My eldest had TWO pieces of homework to do, which he’d had for weeks and which had to be in the next day. Oh, and he asked if we had any pineapple. Now we never have pineapple. Never, ever, ever. But he needed it for school cookery the next day and hadn’t thought to ask for it a few days ago, before the shops were shut. So Daddy went in search of pineapple (and luckily found some) and I re-patched the bleeding leg and reapplied the after-sun.
And in the midst of all of this, was a delightful little oasis of calm.
My daughter was searching YouTube for a track by a singer I’d never heard of – Kate Rusby. She’d heard it at school and it was based on a true story.

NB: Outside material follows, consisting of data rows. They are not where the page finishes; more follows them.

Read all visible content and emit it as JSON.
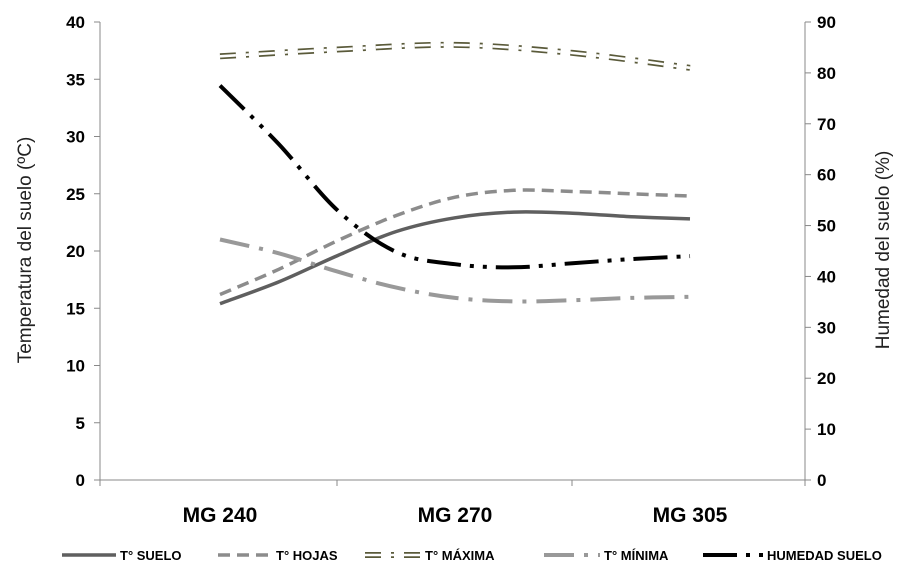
{
  "chart_data": {
    "type": "line",
    "categories": [
      "MG 240",
      "MG 270",
      "MG 305"
    ],
    "y_left": {
      "label": "Temperatura del suelo (ºC)",
      "ylim": [
        0,
        40
      ],
      "ticks": [
        0,
        5,
        10,
        15,
        20,
        25,
        30,
        35,
        40
      ]
    },
    "y_right": {
      "label": "Humedad del suelo (%)",
      "ylim": [
        0,
        90
      ],
      "ticks": [
        0,
        10,
        20,
        30,
        40,
        50,
        60,
        70,
        80,
        90
      ]
    },
    "grid": false,
    "legend_position": "bottom",
    "series": [
      {
        "name": "T° SUELO",
        "axis": "left",
        "color": "#5f5f5f",
        "style": "solid",
        "x": [
          0,
          0.25,
          0.5,
          0.75,
          1.0,
          1.25,
          1.5,
          1.75,
          2.0
        ],
        "values": [
          15.4,
          17.3,
          19.6,
          21.7,
          22.9,
          23.4,
          23.3,
          23.0,
          22.8
        ]
      },
      {
        "name": "T° HOJAS",
        "axis": "left",
        "color": "#8c8c8c",
        "style": "dashed",
        "x": [
          0,
          0.25,
          0.5,
          0.75,
          1.0,
          1.25,
          1.5,
          1.75,
          2.0
        ],
        "values": [
          16.2,
          18.4,
          20.9,
          23.1,
          24.7,
          25.3,
          25.2,
          25.0,
          24.8
        ]
      },
      {
        "name": "T° MÁXIMA",
        "axis": "left",
        "color": "#5a5a3a",
        "style": "double-dash-dot",
        "x": [
          0,
          0.5,
          1.0,
          1.5,
          2.0
        ],
        "values": [
          37.0,
          37.6,
          38.0,
          37.3,
          36.0
        ]
      },
      {
        "name": "T° MÍNIMA",
        "axis": "left",
        "color": "#999999",
        "style": "long-dash-dot",
        "x": [
          0,
          0.25,
          0.5,
          0.75,
          1.0,
          1.25,
          1.5,
          1.75,
          2.0
        ],
        "values": [
          21.0,
          19.8,
          18.2,
          16.8,
          15.9,
          15.6,
          15.7,
          15.9,
          16.0
        ]
      },
      {
        "name": "HUMEDAD SUELO",
        "axis": "right",
        "color": "#000000",
        "style": "long-dash-dot-dot",
        "x": [
          0,
          0.25,
          0.5,
          0.75,
          1.0,
          1.25,
          1.5,
          1.75,
          2.0
        ],
        "values": [
          77.5,
          66.0,
          53.0,
          44.8,
          42.4,
          41.8,
          42.6,
          43.4,
          44.0
        ]
      }
    ]
  }
}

She found her song and I sat with her and listened as she told me all about Botany Bay.
‘They had to leave their wives and children. It takes a very long time to get to Australia on a boat. They had to go there, but I don’t know why, it’s very cruel.’
And her eyes shone as she enjoyed the music and shared a history lesson with me. After an afternoon of grumpiness, her enthusiasm and pleasure were a breath of fresh air. And I learned something new too. For those five minutes, I was able to escape with her and think about the injustice of those people banished to Australia without their families.
Then the music finished and I was back in the real world. One more application of after-sun, one more
nag reminder to put deodorant on (what is it with boys and personal hygiene?!) and one silent prayer that they would go to bed, go to sleep and wake up restored to the boys I know and love in the morning.